An increasing human population faces the growing demand for agricultural products and accurate global climate models that account for individual plant morphologies to sustain human life. Both demands are ultimately rooted in an improved understanding of the mechanistic origins of plant development and their resulting phenotypes. Such understanding requires geometric and topological descriptors to characterize plant phenotypes and to link phenotypes to genotypes. However, the current plant phenotyping framework relies on simple length and diameter measurements, which fail to capture the exquisite architecture of plants. My research aims to set new frontiers in combining plant phenotyping with recent results from shape theory at the interface of geometry and topology. The core technical method I use is to expand and apply the mathematical concept of a “shape descriptor” to the plant sciences.
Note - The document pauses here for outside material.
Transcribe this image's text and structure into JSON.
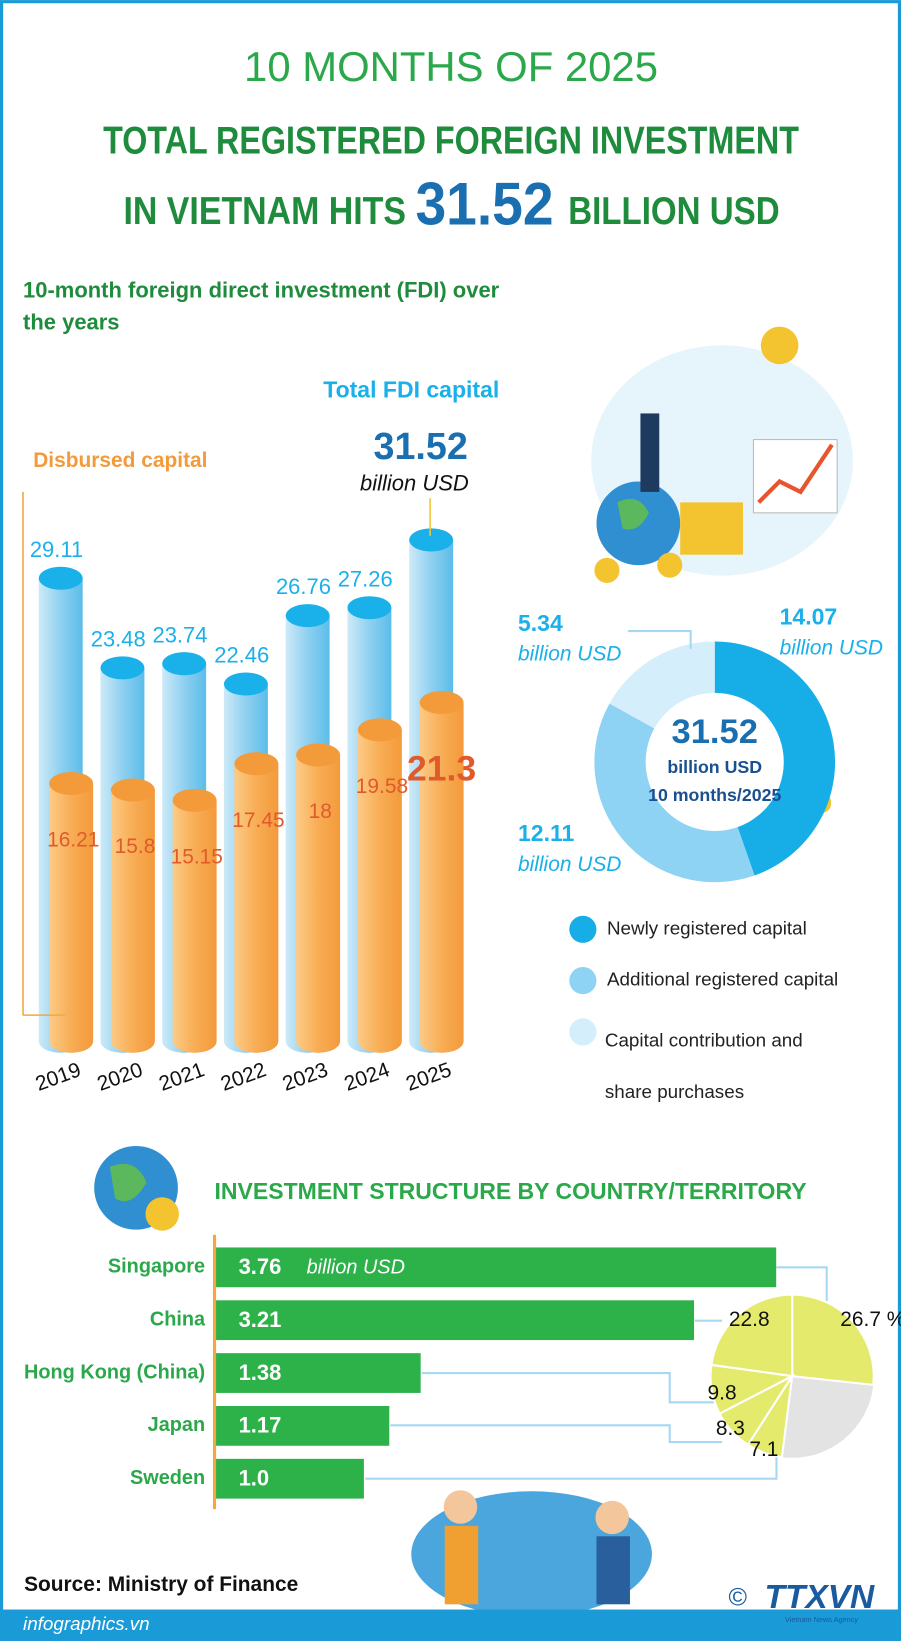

Shape descriptors describe the current state and growth of complex structures, including the rich geometric and topological characteristics of plants. More generally, understanding adaptation of plants to their environments is best observed within imaging data capturing the spatial arrangement of plant organs forming the plant phenotype. Spatial arrangements appear in leafs, branches, roots etc. on all biological and ecological scales. A full understanding the formation of morphological phenotypes requires analysis of the interplay with the underlying formation processes on cellular and genetic scales as well as the interactions on a population and community scale. Applying and extending shape theory for plants is the centerpiece of my current work towards unravelling the formation of plant phenotypes. In doing so, I utilize data collected with self-made imaging instruments from which shapes are extracted to apply shape descriptions.